Italiano – La mamma, la pastasciutta, la pennichella, l’espresso, il cappuccino, il catenaccio in campo (primo: non prenderle), il pane a tavola, la frutta a tavola, il contatto fisico (la fisicità), l’amore dei bambini, la libertà (il rispetto) dei bambini, la cura di sé, la casa, la famiglia, la moderazione del bere, il bere buono (il buon bicchiere), l’estetismo, l’università, la pedagogia, l’alimentazione, il modo di vita, la sociopsicologia fanno trendy l’Italia nel mondo. Anche la corruzione, è molto imitata. Non in Italia, però, non per i media italiani, che si danno il compito di demolire il paese. E anzi lamentano che non si pieghi, che si attaccia a questi “passatismi”. Tutti moderni nei media italiani: fanno vacanza ne resort, mangiano vegano, e nelle pause del jogging guardano il monto con l’occhiale virtuale.
L’unico bene italiano per i media è il sistema giudiziario, dai Carabinieri alla Cassazione. Che è anche l’unica cosa italiana che non trova estimatori.

LibertàNegli Usa, che ne sono la patria, è possibile acquistare liberamente un mitra a ogni angolo di strada. Ma fumare no, neppure una sola sigaretta.

Pugnalata alla schiena - Nelle celebrazioni della Grande Guerra ricorre – in omaggio alla rinnovata egemonia tedesca? – la vecchia teoria che la Germania non perse la guerra sul campo di battaglia ma sul “fronte” interno, politico, sindacale. La teoria, già ampiamente squalificata, dei reduci e dei mestatori che prepararono Hitler, della “pugnalata alla schiena”. Le protesta ci furono, ma in altre occasioni erano state represse senza conseguenze. Quelle del novembre 1918 andarono a effetto perché lo Stato Maggiore tedesco era già da mesi per l’armistizio, se non per la resa, non avendo più la capacità di vincere la guerra.
Gli Usa in Vietnam si sono arresi al fronte interno o ai Vietcong? La guerra del Vietnam fu contestata fin dal primo minuto sul fronte interno. Con diserzioni di massa – uno dei disertori fu il futuro presidente Clinton. E tuttavia la guerra durò dodici anni. Kissinger si risolse a ritirarsi nel 1973, avviando negoziati a Ginevra, perché, come lo Stato Maggiore tedesco, aveva concluso, lui con tutti i generaloni americani, che la guerra gli Usa non potevano vincerla.

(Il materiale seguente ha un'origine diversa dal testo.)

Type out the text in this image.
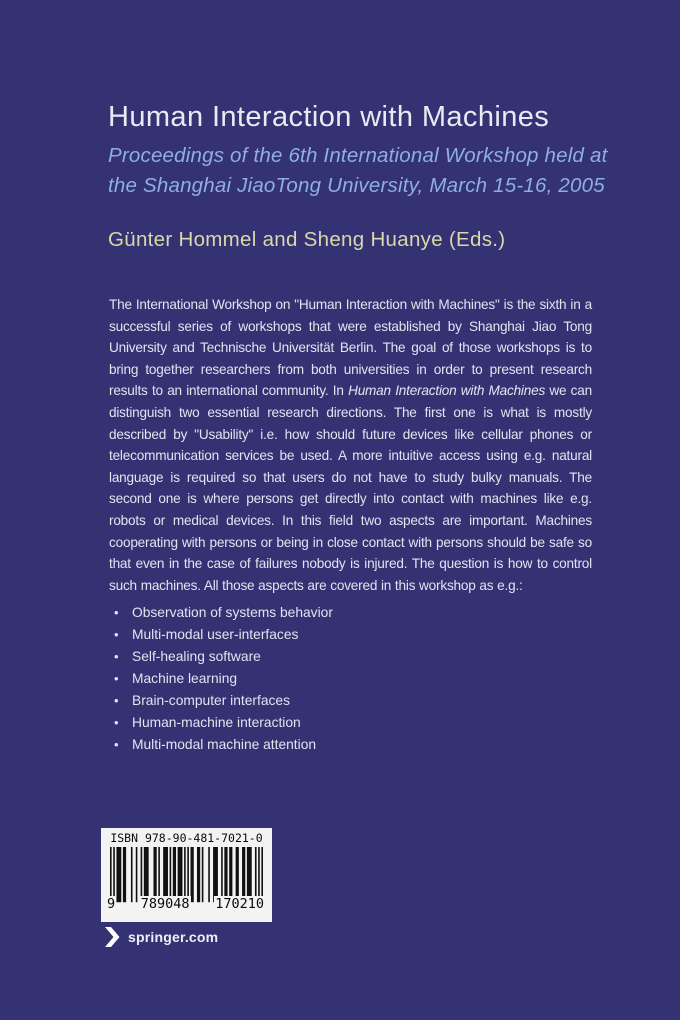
Human Interaction with Machines
Proceedings of the 6th International Workshop held at
the Shanghai JiaoTong University, March 15-16, 2005
Günter Hommel and Sheng Huanye (Eds.)

The International Workshop on "Human Interaction with Machines" is the sixth in a successful series of workshops that were established by Shanghai Jiao Tong University and Technische Universität Berlin. The goal of those workshops is to bring together researchers from both universities in order to present research results to an international community. In Human Interaction with Machines we can distinguish two essential research directions. The first one is what is mostly described by "Usability" i.e. how should future devices like cellular phones or telecommunication services be used. A more intuitive access using e.g. natural language is required so that users do not have to study bulky manuals. The second one is where persons get directly into contact with machines like e.g. robots or medical devices. In this field two aspects are important. Machines cooperating with persons or being in close contact with persons should be safe so that even in the case of failures nobody is injured. The question is how to control such machines. All those aspects are covered in this workshop as e.g.:

• Observation of systems behavior
• Multi-modal user-interfaces
• Self-healing software
• Machine learning
• Brain-computer interfaces
• Human-machine interaction
• Multi-modal machine attention
ISBN 978-90-481-7021-0
9 789048 170210
springer.com
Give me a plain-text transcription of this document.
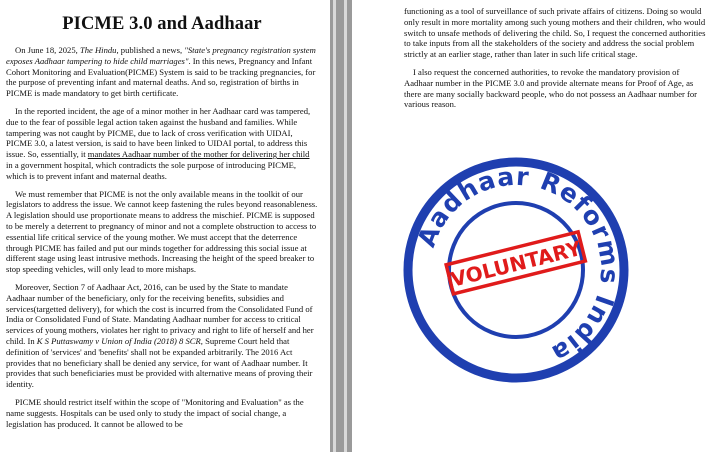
PICME 3.0 and Aadhaar

On June 18, 2025, The Hindu, published a news, "State's pregnancy registration system exposes Aadhaar tampering to hide child marriages". In this news, Pregnancy and Infant Cohort Monitoring and Evaluation(PICME) System is said to be tracking pregnancies, for the purpose of preventing infant and maternal deaths. And so, registration of births in PICME is made mandatory to get birth certificate.

In the reported incident, the age of a minor mother in her Aadhaar card was tampered, due to the fear of possible legal action taken against the husband and families. While tampering was not caught by PICME, due to lack of cross verification with UIDAI, PICME 3.0, a latest version, is said to have been linked to UIDAI portal, to address this issue. So, essentially, it mandates Aadhaar number of the mother for delivering her child in a government hospital, which contradicts the sole purpose of introducing PICME, which is to prevent infant and maternal deaths.

We must remember that PICME is not the only available means in the toolkit of our legislators to address the issue. We cannot keep fastening the rules beyond reasonableness. A legislation should use proportionate means to address the mischief. PICME is supposed to be merely a deterrent to pregnancy of minor and not a complete obstruction to access to essential life critical service of the young mother. We must accept that the deterrence through PICME has failed and put our minds together for addressing this social issue at different stage using least intrusive methods. Increasing the height of the speed breaker to stop speeding vehicles, will only lead to more mishaps.

Moreover, Section 7 of Aadhaar Act, 2016, can be used by the State to mandate Aadhaar number of the beneficiary, only for the receiving benefits, subsidies and services(targetted delivery), for which the cost is incurred from the Consolidated Fund of India or Consolidated Fund of State. Mandating Aadhaar number for access to critical services of young mothers, violates her right to privacy and right to life of herself and her child. In K S Puttaswamy v Union of India (2018) 8 SCR, Supreme Court held that definition of 'services' and 'benefits' shall not be expanded arbitrarily. The 2016 Act provides that no beneficiary shall be denied any service, for want of Aadhaar number. It provides that such beneficiaries must be provided with alternative means of proving their identity.

PICME should restrict itself within the scope of "Monitoring and Evaluation" as the name suggests. Hospitals can be used only to study the impact of social change, a legislation has produced. It cannot be allowed to be

functioning as a tool of surveillance of such private affairs of citizens. Doing so would only result in more mortality among such young mothers and their children, who would switch to unsafe methods of delivering the child. So, I request the concerned authorities to take inputs from all the stakeholders of the society and address the social problem strictly at an earlier stage, rather than later in such life critical stage.

I also request the concerned authorities, to revoke the mandatory provision of Aadhaar number in the PICME 3.0 and provide alternate means for Proof of Age, as there are many socially backward people, who do not possess an Aadhaar number for various reason.

Aadhaar Reforms India
VOLUNTARY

Rete – È una rete, giusto il nome, una veronica invisibile stesa davanti alle frogi eccitate di pesci e pesciolini, benché in forma umana. Yahoo promette “la foto di Rihanna nuda che Instagram ha censurato”, e invece la mostra vestita. E forse voleva solo fare pubblicità a Instagram. Che è concorrente di Facebook. Dove tutte le foto sono ritoccate o false. La rete è, giusto il nome, una gigantesco trappolone, per quanto lasco, oceanico, dove prendere tutti i pesciolini. Ignari anche se non innocenti – basta leggere le sciocchezze di cui riempiono le “nuvolette” che il gestore apre per loro, per vendere loro qualcosa.
Perché alla rete viene dato credito? Perché è il veicolo più sopraffino di pubblicità, dichiarata e occulta. Ma perché le viene dato credito politico? Per la depressione, che porta all’isolamento, e quindi al frazionamento dell’informazione, all’atomizzazione sociale.
Obama ha la rete con sé, come ce l’aveva prima, ma adesso non funziona, e allora? O si pensa che Grillo prenda tanti voti per il suo blog, e non per quello che dice, accuse e promesse? In politica la rete è un diversivo, il mezzo resta sempre il messaggio – “il mezzo è il messaggio” di McLuhan é vero in realtà all’inverso, un “mezzo” senza un messaggio valido (utile, tempestivo, stimolatore, solleticatore… ) è inerte.
Occupa il privato, e lo oblitera, sotto la pretese di moltiplicarlo e affrancarlo. In realtà assottiglia l’individuo, lavorandolo  carezzevolmente, di cui elimina il riserbo, la sfera personale, e ogni altra difesa – la sensibilità, l’idealità, gli affetti perfino.